You may want to consider a site redesign in order to address those concerns before cutting off what appears to be a reliable source of information about your target audience (for you and the people who get your PDFs from elsewhere).
In the meantime, I would suggest you allow the traffic, add a cover page to all of your PDFs that are basically a full-page ad for your site and then enlarge the font on the copyright section of each page so the authorship is very prominent. You have a built in audience now, they just don't know it yet. Show them where the source is.
Eventually, the traffic will come to you and know you as a reliable source for that information.
I would do it. It's your site and your data.
The hot-linkers are essentially 'guests' and you can make the rules for your guests.
If they don't like it, they don't have to link.
I would add a page at the beginning of each article with info about the website, the current article and links to other articles on your website.

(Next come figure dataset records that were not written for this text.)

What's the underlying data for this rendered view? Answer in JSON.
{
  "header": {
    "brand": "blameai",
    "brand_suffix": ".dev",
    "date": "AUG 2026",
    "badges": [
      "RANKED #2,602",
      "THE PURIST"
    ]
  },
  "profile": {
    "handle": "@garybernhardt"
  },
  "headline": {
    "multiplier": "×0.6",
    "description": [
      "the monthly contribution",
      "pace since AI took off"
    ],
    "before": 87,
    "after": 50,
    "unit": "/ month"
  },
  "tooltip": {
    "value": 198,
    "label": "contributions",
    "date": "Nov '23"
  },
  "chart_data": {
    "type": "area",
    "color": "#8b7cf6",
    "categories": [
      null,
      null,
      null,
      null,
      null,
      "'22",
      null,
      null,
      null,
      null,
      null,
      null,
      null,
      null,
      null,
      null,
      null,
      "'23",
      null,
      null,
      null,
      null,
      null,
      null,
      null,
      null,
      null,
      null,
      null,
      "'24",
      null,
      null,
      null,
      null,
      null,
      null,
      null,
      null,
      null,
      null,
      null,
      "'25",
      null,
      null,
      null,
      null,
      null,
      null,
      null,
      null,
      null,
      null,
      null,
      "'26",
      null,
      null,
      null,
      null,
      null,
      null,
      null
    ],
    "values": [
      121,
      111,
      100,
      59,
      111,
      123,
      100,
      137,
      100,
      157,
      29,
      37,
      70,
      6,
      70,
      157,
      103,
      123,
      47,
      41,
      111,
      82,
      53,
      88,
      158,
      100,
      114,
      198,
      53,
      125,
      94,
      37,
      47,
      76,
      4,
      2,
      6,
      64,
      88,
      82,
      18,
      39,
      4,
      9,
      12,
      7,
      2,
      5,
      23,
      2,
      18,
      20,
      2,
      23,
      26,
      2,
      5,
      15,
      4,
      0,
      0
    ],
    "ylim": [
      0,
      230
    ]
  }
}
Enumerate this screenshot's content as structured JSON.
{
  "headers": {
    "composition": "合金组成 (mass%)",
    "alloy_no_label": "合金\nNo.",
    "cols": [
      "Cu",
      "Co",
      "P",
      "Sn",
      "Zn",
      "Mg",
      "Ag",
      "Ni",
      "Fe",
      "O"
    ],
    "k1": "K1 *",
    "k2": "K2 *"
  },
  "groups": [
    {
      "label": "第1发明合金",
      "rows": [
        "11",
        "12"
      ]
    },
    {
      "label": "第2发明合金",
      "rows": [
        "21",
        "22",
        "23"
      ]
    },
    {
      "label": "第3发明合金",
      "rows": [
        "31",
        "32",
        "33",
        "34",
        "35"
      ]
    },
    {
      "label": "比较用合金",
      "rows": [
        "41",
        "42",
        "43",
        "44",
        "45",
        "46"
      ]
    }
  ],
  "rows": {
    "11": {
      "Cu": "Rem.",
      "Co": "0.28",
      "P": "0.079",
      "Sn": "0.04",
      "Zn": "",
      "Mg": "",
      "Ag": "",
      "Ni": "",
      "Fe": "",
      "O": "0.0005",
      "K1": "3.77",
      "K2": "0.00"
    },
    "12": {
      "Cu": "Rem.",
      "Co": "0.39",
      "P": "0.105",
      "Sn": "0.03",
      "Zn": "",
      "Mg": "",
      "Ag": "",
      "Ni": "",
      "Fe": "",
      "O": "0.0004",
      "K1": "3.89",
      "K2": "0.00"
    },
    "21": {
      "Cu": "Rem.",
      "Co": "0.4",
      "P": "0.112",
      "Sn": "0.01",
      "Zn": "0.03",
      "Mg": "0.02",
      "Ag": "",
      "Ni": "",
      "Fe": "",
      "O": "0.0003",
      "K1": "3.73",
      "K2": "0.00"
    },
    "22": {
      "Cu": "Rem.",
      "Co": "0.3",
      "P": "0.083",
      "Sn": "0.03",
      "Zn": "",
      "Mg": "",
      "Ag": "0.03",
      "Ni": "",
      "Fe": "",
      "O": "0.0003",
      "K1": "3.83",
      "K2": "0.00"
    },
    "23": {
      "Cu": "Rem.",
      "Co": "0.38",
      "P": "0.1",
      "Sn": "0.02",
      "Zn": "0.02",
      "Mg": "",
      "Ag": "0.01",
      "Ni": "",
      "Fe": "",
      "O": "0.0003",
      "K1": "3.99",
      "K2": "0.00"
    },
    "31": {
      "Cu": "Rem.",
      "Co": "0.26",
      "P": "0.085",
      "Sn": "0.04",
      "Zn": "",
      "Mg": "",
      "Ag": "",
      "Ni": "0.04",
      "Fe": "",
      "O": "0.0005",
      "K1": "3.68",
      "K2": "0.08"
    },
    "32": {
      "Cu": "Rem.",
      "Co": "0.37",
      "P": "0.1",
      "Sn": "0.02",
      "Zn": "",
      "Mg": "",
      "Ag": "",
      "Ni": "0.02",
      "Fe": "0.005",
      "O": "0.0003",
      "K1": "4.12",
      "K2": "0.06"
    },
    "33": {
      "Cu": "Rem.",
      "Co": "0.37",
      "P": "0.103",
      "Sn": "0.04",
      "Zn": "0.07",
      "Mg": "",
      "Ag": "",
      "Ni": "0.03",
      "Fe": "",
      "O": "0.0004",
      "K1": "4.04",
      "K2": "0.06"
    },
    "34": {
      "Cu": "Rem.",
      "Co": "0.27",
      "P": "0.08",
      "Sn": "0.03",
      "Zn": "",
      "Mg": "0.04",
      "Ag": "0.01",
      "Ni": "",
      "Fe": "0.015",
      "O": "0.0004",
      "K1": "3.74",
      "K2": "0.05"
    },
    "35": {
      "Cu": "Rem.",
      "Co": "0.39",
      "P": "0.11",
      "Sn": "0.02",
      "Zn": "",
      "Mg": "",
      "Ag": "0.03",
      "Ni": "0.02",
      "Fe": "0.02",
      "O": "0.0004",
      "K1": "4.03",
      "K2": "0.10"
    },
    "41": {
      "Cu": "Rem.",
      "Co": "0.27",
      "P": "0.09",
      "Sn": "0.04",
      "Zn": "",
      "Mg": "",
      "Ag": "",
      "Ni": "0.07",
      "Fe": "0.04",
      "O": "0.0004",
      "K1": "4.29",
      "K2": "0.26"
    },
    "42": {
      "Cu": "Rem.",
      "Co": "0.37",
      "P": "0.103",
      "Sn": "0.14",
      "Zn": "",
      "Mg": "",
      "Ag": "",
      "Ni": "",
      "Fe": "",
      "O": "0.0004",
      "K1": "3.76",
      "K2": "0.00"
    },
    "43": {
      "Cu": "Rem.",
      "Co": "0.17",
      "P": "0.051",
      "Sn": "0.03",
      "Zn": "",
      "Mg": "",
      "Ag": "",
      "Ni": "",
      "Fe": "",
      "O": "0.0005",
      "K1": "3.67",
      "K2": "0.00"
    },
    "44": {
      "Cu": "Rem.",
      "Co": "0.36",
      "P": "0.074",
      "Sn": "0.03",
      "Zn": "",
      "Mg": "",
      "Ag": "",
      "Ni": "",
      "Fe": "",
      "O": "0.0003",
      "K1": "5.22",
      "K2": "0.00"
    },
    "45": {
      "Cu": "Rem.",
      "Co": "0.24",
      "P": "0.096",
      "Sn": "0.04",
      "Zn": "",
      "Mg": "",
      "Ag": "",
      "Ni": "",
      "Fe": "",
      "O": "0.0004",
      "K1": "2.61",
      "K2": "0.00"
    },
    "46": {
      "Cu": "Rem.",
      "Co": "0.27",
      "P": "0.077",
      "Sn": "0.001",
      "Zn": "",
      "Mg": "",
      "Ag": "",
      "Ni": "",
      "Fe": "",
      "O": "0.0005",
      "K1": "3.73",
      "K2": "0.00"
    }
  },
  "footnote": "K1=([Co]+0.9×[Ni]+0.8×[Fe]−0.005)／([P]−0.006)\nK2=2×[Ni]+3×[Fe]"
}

I find it more convenient than redirecting the user to a page on your website(that's annoying). Most people right click and download PDF files, what would that do when your redirect ;)
I think the proper thing to do in this situation is to leave the redirects. Here's why:
There's nothing worse than expecting to go somewhere/get something and not getting it (the negative impact would outweigh the positive.)
Modify your content to add a footer such as: "like what you saw, we've got more, check us out at www.url.com"
If your content is good, users will check out your website. These are the visitors you want, they're more likely to stick around and provide your site with value (whatever that may be.) Those that you've coerced may provide you with an extra click or two, but you will likely not see any value given back to your site.
Look at other successful sites that give something away for free: Joel on Software, Seth Godin, Tim Ferriss, 37Signals. The long term will provide better, more consistent value than the short term.
If you go for this solution, see if redirecting to the HTML version also changes the file name displayed by the browser if somebody used 'save as' on the link, else an HTML page would be saved with a pdf extension. Apart from that, I can see no reason why you shouldn't do it.
As an alternative, see if you can add a link to your site to the top of the pdf file. This way they are reminded where it comes from even if someone else sent it to them by email.